I remember when I was teaching grandma how to pump gas, a sort of looming cloud came over me. Things were vastly changing in rural areas; I could feel and see it. People were being replaced by something different, something plugged in, a life detached. 


I think running parallel with all the technology that marvels us, is what we need the most as living creatures: in-person connection. We just want to connect and be real again. At the gas station, or barn dance, or conversation over coffee, cheering together at a Friday night football game, attending an art show, or listening to a poetry reading, or just “toodling” around on an early morning walk around a small town. 

 

Yes, connect again, sitting for a spell listening to the Huskers play Oklahoma on AM radio on the back of a pick-up truck bed while we pick corn where corn should grow. Or, eating a hearty meal after moving the cattle, sheep, or hogs, from grazing paddock to grazing paddock. Building soil, saving water, protecting, and knowing people. Inspiring our communities. Engaging in real life on the land. 


Old paint on an old sign, honestly, who cares about the paint’s condition? The key here is the condition of the people and all creatures great and small. The condition of the soil, water, sunshine, and air. Maybe it should really be about people finding wonderment in moments and a willingness to serve their neighbors from the heart. 


I am not sure we are talking about how to serve one another anymore nearly enough. Serving ourselves, yes. Serving others seems to be such a stretch as we’re all stretched a million directions. I get it.
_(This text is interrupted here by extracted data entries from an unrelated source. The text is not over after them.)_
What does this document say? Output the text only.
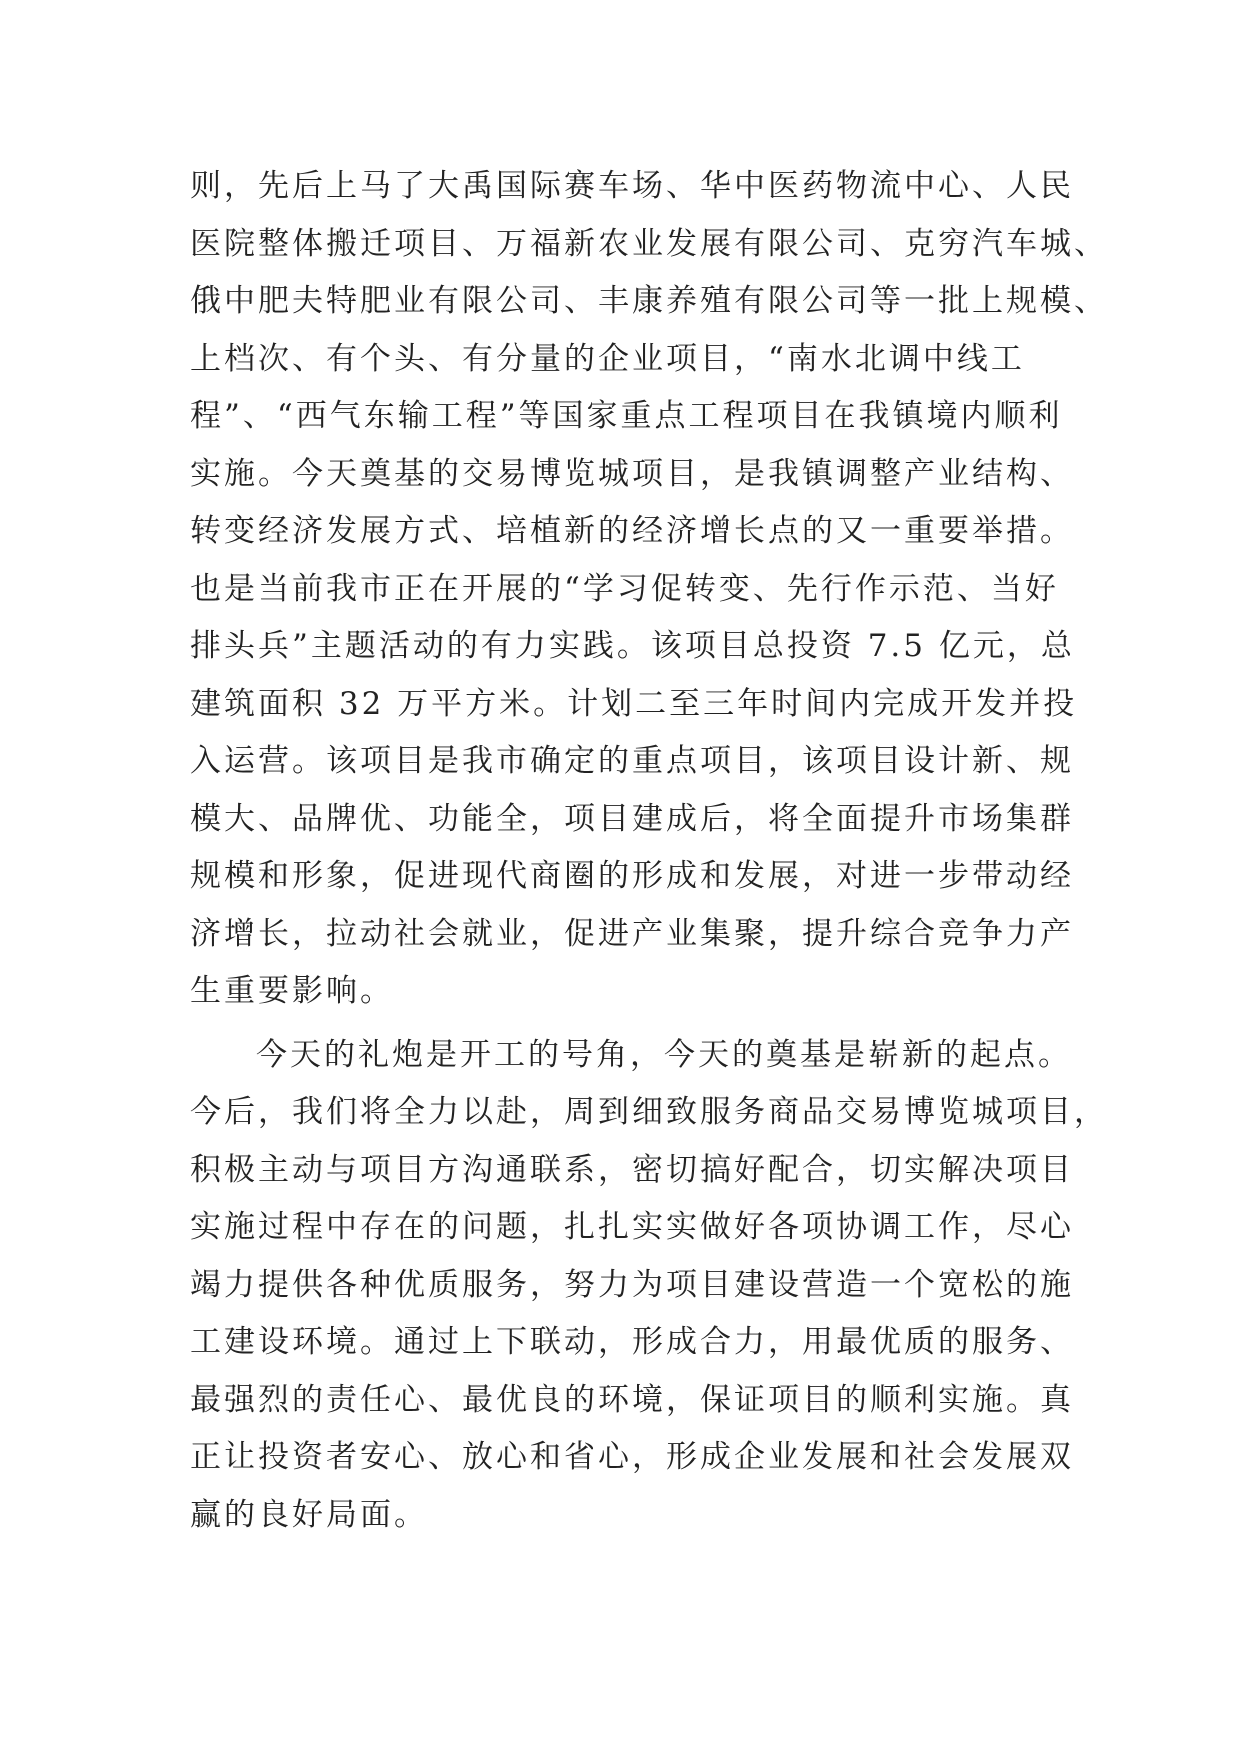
则，先后上马了大禹国际赛车场、华中医药物流中心、人民
医院整体搬迁项目、万福新农业发展有限公司、克穷汽车城、
俄中肥夫特肥业有限公司、丰康养殖有限公司等一批上规模、
上档次、有个头、有分量的企业项目，“南水北调中线工
程”、“西气东输工程”等国家重点工程项目在我镇境内顺利
实施。今天奠基的交易博览城项目，是我镇调整产业结构、
转变经济发展方式、培植新的经济增长点的又一重要举措。
也是当前我市正在开展的“学习促转变、先行作示范、当好
排头兵”主题活动的有力实践。该项目总投资 7.5 亿元，总
建筑面积 32 万平方米。计划二至三年时间内完成开发并投
入运营。该项目是我市确定的重点项目，该项目设计新、规
模大、品牌优、功能全，项目建成后，将全面提升市场集群
规模和形象，促进现代商圈的形成和发展，对进一步带动经
济增长，拉动社会就业，促进产业集聚，提升综合竞争力产
生重要影响。
今天的礼炮是开工的号角，今天的奠基是崭新的起点。
今后，我们将全力以赴，周到细致服务商品交易博览城项目，
积极主动与项目方沟通联系，密切搞好配合，切实解决项目
实施过程中存在的问题，扎扎实实做好各项协调工作，尽心
竭力提供各种优质服务，努力为项目建设营造一个宽松的施
工建设环境。通过上下联动，形成合力，用最优质的服务、
最强烈的责任心、最优良的环境，保证项目的顺利实施。真
正让投资者安心、放心和省心，形成企业发展和社会发展双
赢的良好局面。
I am stretched and not serving others nearly enough either. 


Just having fun and valuing others: we need a lot more of that. Mostly we need to share stories before it’s too late. Before the paint wears off and we are seeds scattered in the wind, with no water, air, or sunshine to bloom. 


Now wouldn’t that be a crying shame? A crying shame on us it would be. If we lost and destroyed the Creation that sustains us all. 


The “Hope I have in the Heartland” tells me to simply love and lead people to the well of opportunity, to people with wisdom and know-how that far exceeds mine. 


Because the well of hope really does spring eternal. So, come with me and learn on a “Hope Sojourn.” We’re just travelers here, leading each other home. Let’s go and find out ways we can help one another even more and strive to make life better for ourselves and others. I love you all! 🇺🇸 There’s so much potential from east to west. Let’s unleash that potential before it’s too late.